I will worship there…’
No less poignant was the gentle and charming arrangement of eclectic American composer John Zorn’s (b.1953) “Mahshav” (Hebrew: thought), a meditative, klezmer-style piece.

Addressing Christian sacred music, the ensemble played an arrangement of “Jerusalem”, the soprano aria from Felix Mendelssohn’s (1809-1847) compelling first oratorio “Paulus” (St. Paul), composed in 1835. The combination of clarinet, accordion and ‘cello, playing homophonically produced an effective timbre somewhat associated with that of the pipe organ.

Palestinian singer Rula Hazzan (b.1985) sings both western- and Arabic music, performing in Israel and abroad. At the concert, she sang a selection of Arabic songs, to the filigree accompaniment of oud (Odeh), qanun (Moreb) and percussion (Saed), with the accordion playing an interlude in the love-song “El Bint in Shalabia” (The Shalabi Girl), a song made famous by the great Lebanese singer Fairuz..
‘You appear in the distance and my heart is wounded
And I reminisce about days past…’
Hazzan has a well-anchored, imposing and stable voice, moving among registers with ease and confidence.
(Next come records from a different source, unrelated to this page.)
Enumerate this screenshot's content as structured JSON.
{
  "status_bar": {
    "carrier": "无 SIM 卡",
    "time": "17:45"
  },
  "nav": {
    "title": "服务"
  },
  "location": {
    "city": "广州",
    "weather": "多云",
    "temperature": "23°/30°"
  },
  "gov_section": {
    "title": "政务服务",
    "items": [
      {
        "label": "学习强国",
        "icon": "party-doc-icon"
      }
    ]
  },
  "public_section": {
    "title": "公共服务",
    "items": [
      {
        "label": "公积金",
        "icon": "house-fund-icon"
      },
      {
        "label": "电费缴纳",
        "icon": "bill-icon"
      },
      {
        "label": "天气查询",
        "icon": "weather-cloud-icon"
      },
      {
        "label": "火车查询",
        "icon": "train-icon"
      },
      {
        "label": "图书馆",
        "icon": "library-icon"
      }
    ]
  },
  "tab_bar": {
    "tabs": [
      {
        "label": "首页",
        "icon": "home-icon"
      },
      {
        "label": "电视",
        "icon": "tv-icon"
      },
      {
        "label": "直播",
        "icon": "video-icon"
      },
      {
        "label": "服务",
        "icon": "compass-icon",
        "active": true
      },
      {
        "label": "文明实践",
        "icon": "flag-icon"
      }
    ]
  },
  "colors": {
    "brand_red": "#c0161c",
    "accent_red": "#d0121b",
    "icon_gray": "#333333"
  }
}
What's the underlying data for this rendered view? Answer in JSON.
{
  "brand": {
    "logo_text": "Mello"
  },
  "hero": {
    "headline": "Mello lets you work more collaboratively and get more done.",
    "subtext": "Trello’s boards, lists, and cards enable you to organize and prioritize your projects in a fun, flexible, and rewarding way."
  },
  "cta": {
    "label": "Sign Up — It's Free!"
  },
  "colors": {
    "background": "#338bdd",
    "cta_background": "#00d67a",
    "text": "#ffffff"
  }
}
Raed Saed performed an intricate, poignantly integrated solo work on percussion instruments, his technical skills matched with a wealth of ideas and good taste.

The three Austrian team members, who had spent the week communicating with local children in a language of non-verbal gestures, entertained us in the same fashion: Günter Meinhart and Bernhard Richter encouraged the audience to be active, conducting all assembled in a whimsical ad hoc “vocal” work, later inviting some audience members to join the instrumental ensemble. People watched with bated breath as Nicole Kehrberger, utilizing two lengthy pieces of red cloth hung from cables from high above the courtyard, performed a wonderful acrobatic act, accompanied by improvisations played by clarinetist Michel Lethiec in synchronization with her display.

The 2011 Sounding Jerusalem Festival concluded with an evening of music from many of the region’s ethnic groups, It was a meeting of local artists and European musicians collaborating in fine music-making that was polished, elegant, inspired, finely balanced and respective of style.